It’s amazing how many of our most innovative inventions happened by complete accident. The uniquely low-tack properties of the glue on post-it notes that makes them easy to stick, remove and re-stick, were discovered by Dr. Spencer Silver, who was actually trying to create the complete opposite – a high-strength glue that would probably never be able be removed.
It didn’t take long for the idea to take off and post-its have been a mainstay in workplaces ever since their introduction in 1980. From phone numbers to calendar reminders, the little paper notes keep anything info you can quickly jot down on them in front of you at all times so you don’t forget it.
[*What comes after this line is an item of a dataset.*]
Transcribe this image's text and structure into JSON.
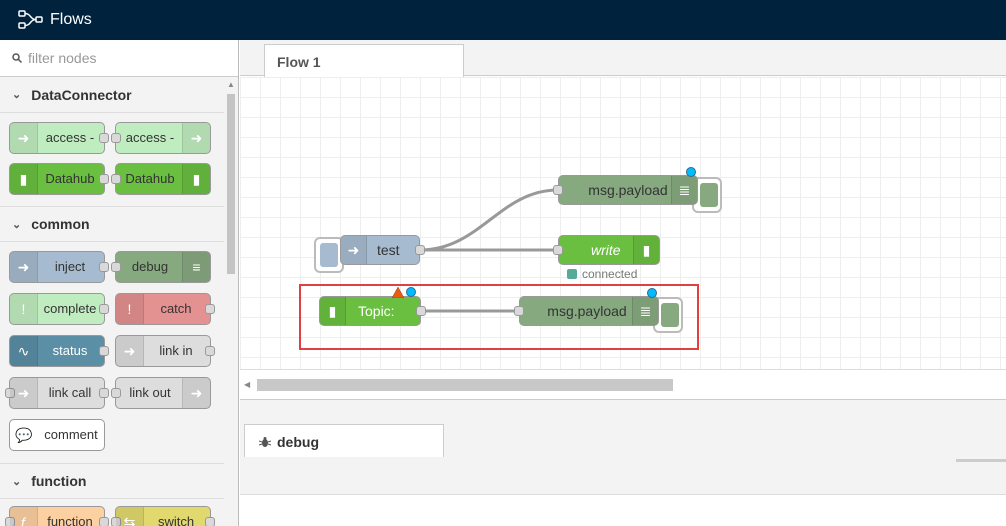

But post-it notes have not enjoyed a completely unsullied reputation. More than one productivity and time management expert has pointed out the bad habits they can cause.
Among others, we’ve listed below just a couple of the criticisms levelled at post-its over their almost 50 years in existence:
1. They Add to Clutter
You can have the most organized work space ever, yet it can look like a storm of yellow paper has just passed through. Unfortunately, by their very nature of being small pieces of paper, post-its can cause productivity-sapping clutter to the tidiest offices.
2. Bad Time Management & Scheduling Habits
When post-it notes were introduced, it wasn’t possible to have your day planner and calendar with you at all times, in your pocket, in an app on your smartphone. So people used them as reminders of meetings, shipment schedules, employee vacations; anything they needed to be reminded of. But today, there are many more practical and easy ways to do the same thing. Yet we continue to scribble out post-its.
3. They are a Security Risk
No, we’re not kidding. If data security is important to your company, post-its are a threat to it. How many times have you or a colleague written a password on a post it? Or a customer order that you didn’t have time to enter properly? There’s no password to protect the information on a post-it, which can be seen by anyone in the office.